Bioinformatics cross cutting strand
Lead: Dr Tom Gaunt
The programme makes significant use of ’omics technologies to generate high-density molecular data on a large number of samples from different studies. The bioinformatics strand provides the core expertise to process, quality control, harmonise and integrate these data, including integration with public datasets to enhance their value and provide annotations and meta-data. We are building a web-based data exploration utility, enabling internal and external researchers to explore the data and view aggregate/summary statistics.
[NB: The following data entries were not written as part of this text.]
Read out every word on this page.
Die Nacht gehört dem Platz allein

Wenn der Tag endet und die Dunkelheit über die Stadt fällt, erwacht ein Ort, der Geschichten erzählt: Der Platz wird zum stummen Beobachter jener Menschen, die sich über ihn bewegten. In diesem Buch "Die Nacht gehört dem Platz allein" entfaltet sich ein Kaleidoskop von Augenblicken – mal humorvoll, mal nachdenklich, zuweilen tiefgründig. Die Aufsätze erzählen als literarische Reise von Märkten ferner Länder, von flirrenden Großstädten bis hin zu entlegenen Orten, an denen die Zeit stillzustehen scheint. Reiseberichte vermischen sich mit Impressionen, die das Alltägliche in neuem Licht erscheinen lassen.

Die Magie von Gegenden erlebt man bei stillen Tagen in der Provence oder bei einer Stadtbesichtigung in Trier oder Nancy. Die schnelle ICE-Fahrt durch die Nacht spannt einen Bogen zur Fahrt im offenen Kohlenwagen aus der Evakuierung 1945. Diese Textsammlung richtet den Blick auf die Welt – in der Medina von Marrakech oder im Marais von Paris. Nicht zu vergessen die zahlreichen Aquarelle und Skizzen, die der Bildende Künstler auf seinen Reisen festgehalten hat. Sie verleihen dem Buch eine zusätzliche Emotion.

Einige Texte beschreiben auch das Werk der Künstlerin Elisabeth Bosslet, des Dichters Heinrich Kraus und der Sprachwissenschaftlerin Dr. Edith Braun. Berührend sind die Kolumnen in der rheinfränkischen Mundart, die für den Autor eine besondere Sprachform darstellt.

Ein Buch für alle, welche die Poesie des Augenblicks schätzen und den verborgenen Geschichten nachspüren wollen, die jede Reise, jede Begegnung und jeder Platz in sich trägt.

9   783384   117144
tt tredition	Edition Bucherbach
The strand capitalises on our established expertise (e.g. ARIES and other methylation projects; ALSPAC metabolomics; ProtecT genetics) to systematically process, clean and integrate data. We have developed bespoke laboratory information management systems to record laboratory processes from sample-tube to database, and have created a comprehensive data pipeline to generate analysis-ready normalised epigenetic and metabolomic datasets. The strand will develop the automated literature-mining process (MELODI and TeMMPO) for the systematic reviews in Work package 3.
A significant amount of molecular data already exists in the public domain, offering added value to the data generated in this Programme. Data to be exploited include: ENCODE, ArrayExpress, GWAS catalog, NIH Roadmap Epigenomics and others. This information will enable: (a) informed selection of variants for MR and recall-by-genotype; and (b) generation of new insights into mechanisms by considering associations in the context of broader functional data.
Data exploration interface
As part of the ARIES project, we have developed the ARIES-Explorer website which enables exploration of aggregate level methylation results. This site now receives around 50 unique visitors per day, greatly increasing the accessibility of the data. We propose expanding this platform to provide an exploration resource for data generated in this Programme.